IBM has announced the imminent general availability of IBM Spyre Accelerator – an AI accelerator enabling low-latency inferencing to support generative and agentic AI use cases while prioritising the security and resilience of core workloads.

Earlier this year, IBM announced the Spyre Accelerator would be available in IBM z17, LinuxONE 5, and Power11 systems. The company says Spyre will now be generally available on 28 October for IBM z17 and LinuxONE 5 systems, and in early December for Power11 servers.

Today’s IT landscape is changing from traditional logic workflows to agentic AI inferencing.

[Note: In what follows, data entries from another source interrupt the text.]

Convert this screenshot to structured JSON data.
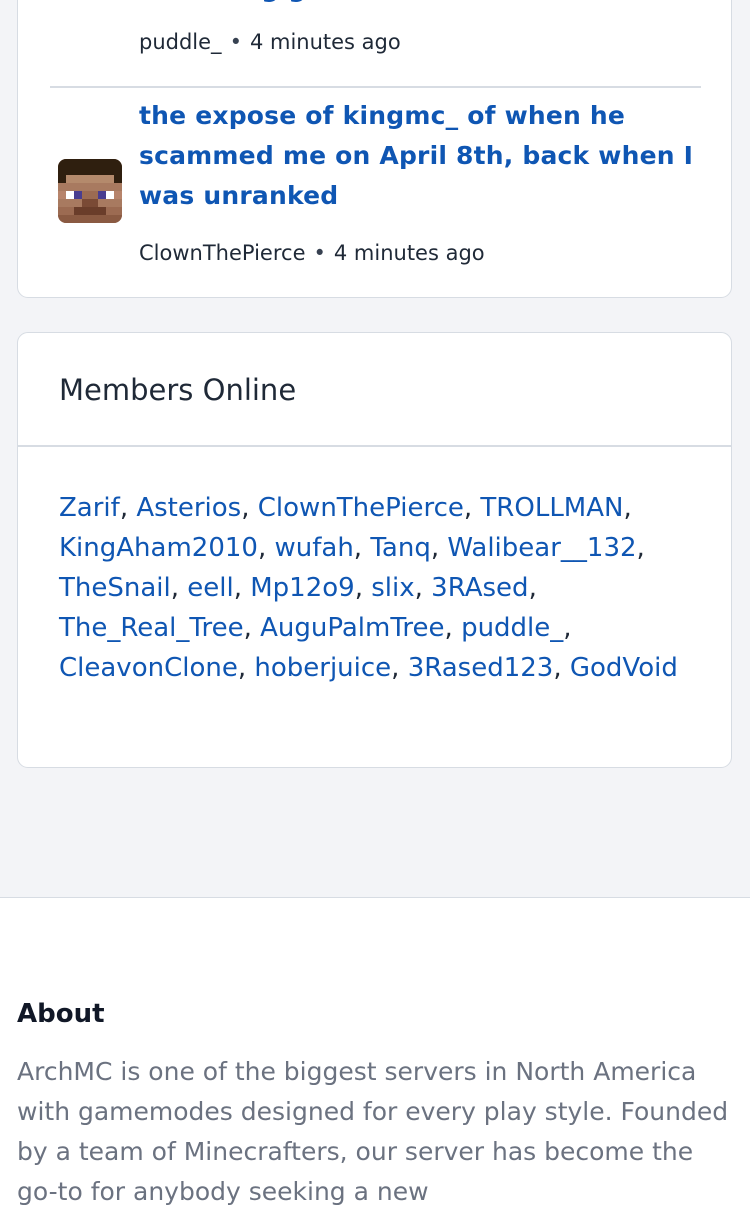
{
  "threads": [
    {
      "title": "rendering glitch?",
      "author": "puddle_",
      "time": "4 minutes ago"
    },
    {
      "title": "the expose of kingmc_ of when he scammed me on April 8th, back when I was unranked",
      "author": "ClownThePierce",
      "time": "4 minutes ago",
      "avatar_icon": "minecraft-steve-avatar"
    }
  ],
  "meta_separator": "•",
  "members_online": {
    "title": "Members Online",
    "members": [
      "Zarif",
      "Asterios",
      "ClownThePierce",
      "TROLLMAN",
      "KingAham2010",
      "wufah",
      "Tanq",
      "Walibear__132",
      "TheSnail",
      "eell",
      "Mp12o9",
      "slix",
      "3RAsed",
      "The_Real_Tree",
      "AuguPalmTree",
      "puddle_",
      "CleavonClone",
      "hoberjuice",
      "3Rased123",
      "GodVoid"
    ]
  },
  "about": {
    "title": "About",
    "text": "ArchMC is one of the biggest servers in North America with gamemodes designed for every play style. Founded by a team of Minecrafters, our server has become the go-to for anybody seeking a new"
  },
  "colors": {
    "link": "#0f56b3",
    "page_bg": "#f3f4f7",
    "border": "#d7dce3",
    "muted_text": "#6b7280"
  }
}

AI agents require low-latency inference and realtime system responsiveness. IBM recognised the need for mainframes and servers to run AI models along with the most demanding enterprise workloads without compromising on throughput. To address this demand, clients need AI inferencing hardware that supports generative and agentic AI while maintaining the security and resilience of core data, transactions, and applications.

The accelerator is also built to enable clients to keep mission-critical data on-prem to mitigate risk while addressing operational and energy efficiency.

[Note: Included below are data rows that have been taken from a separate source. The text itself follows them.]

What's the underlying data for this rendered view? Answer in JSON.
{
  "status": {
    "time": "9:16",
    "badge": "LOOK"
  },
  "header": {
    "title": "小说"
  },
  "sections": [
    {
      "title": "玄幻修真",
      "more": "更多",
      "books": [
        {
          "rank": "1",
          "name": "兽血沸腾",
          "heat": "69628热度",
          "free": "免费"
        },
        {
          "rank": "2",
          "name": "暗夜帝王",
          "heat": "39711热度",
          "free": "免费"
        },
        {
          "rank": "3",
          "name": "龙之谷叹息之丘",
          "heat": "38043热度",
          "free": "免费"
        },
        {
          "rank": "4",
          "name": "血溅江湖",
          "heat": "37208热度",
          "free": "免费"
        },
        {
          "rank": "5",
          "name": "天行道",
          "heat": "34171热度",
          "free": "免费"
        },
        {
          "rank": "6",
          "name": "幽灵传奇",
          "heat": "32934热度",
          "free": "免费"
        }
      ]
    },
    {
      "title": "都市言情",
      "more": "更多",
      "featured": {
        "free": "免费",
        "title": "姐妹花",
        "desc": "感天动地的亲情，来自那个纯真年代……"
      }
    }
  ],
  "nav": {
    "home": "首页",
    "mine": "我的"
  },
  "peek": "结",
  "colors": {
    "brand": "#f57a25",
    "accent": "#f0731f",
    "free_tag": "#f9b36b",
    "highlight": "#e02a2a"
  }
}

Initially introduced as a prototype chip, Spyre was refined through rapid iteration, including cluster deployments at IBM’s Yorktown Heights campus, and with collaborators like the University at Albany’s Center for Emerging Artificial Intelligence Systems.

The IBM Research prototype has evolved into an enterprise-grade product for use in IBM Z, LinuxONE and Power systems.

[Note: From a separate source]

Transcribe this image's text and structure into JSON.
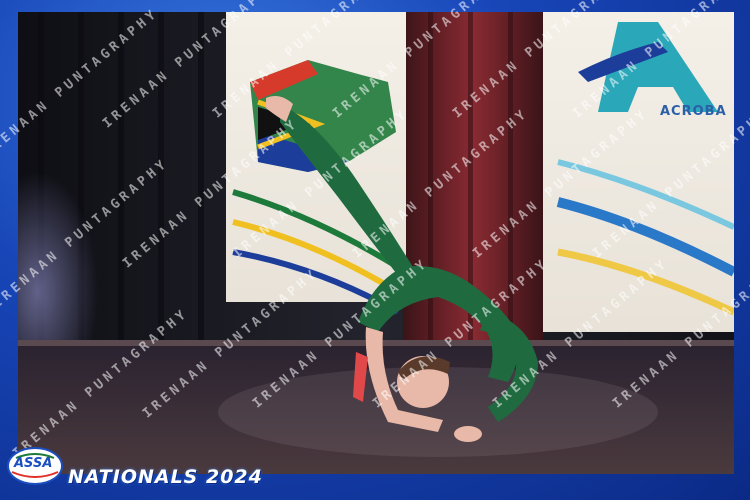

Today, the Spyre Accelerator is a commercial system-on-a-chip with 32 individual accelerator cores and 25,6-billion transistors. Produced using 5nm node technology, each Spyre is mounted on a 75-watt PCIe card, which makes it possible to cluster up to 48 cards in an IBM Z or LinuxONE system or 16 cards in an IBM Power system to scale AI capabilities.

“One of our key priorities has been advancing infrastructure to meet the demands of new and emerging AI workloads,” says Barry Baker, COO, IBM Infrastructure & GM, IBM Systems. “With the Spyre Accelerator, we’re extending the capabilities of our systems to support multi-model AI – including generative and agentic AI. This innovation positions clients to scale their AI-enabled mission-critical workloads with uncompromising security, resilience, and efficiency while unlocking the value of their enterprise data.”

Mukesh Khare, GM of IBM Semiconductors and vice-president of Hybrid Cloud at IBM, adds: “We launched the IBM Research AI Hardware Centre in 2019 with a mission to meet the rising computational demands of AI, even before the surge in LLMs and AI models we’ve recently seen. Now, amid increasing demand for advanced AI capabilities, we’re proud to see the first chip from the centre enter commercialisation, designed to deliver improved performance and productivity to IBM’s mainframe and server clients.”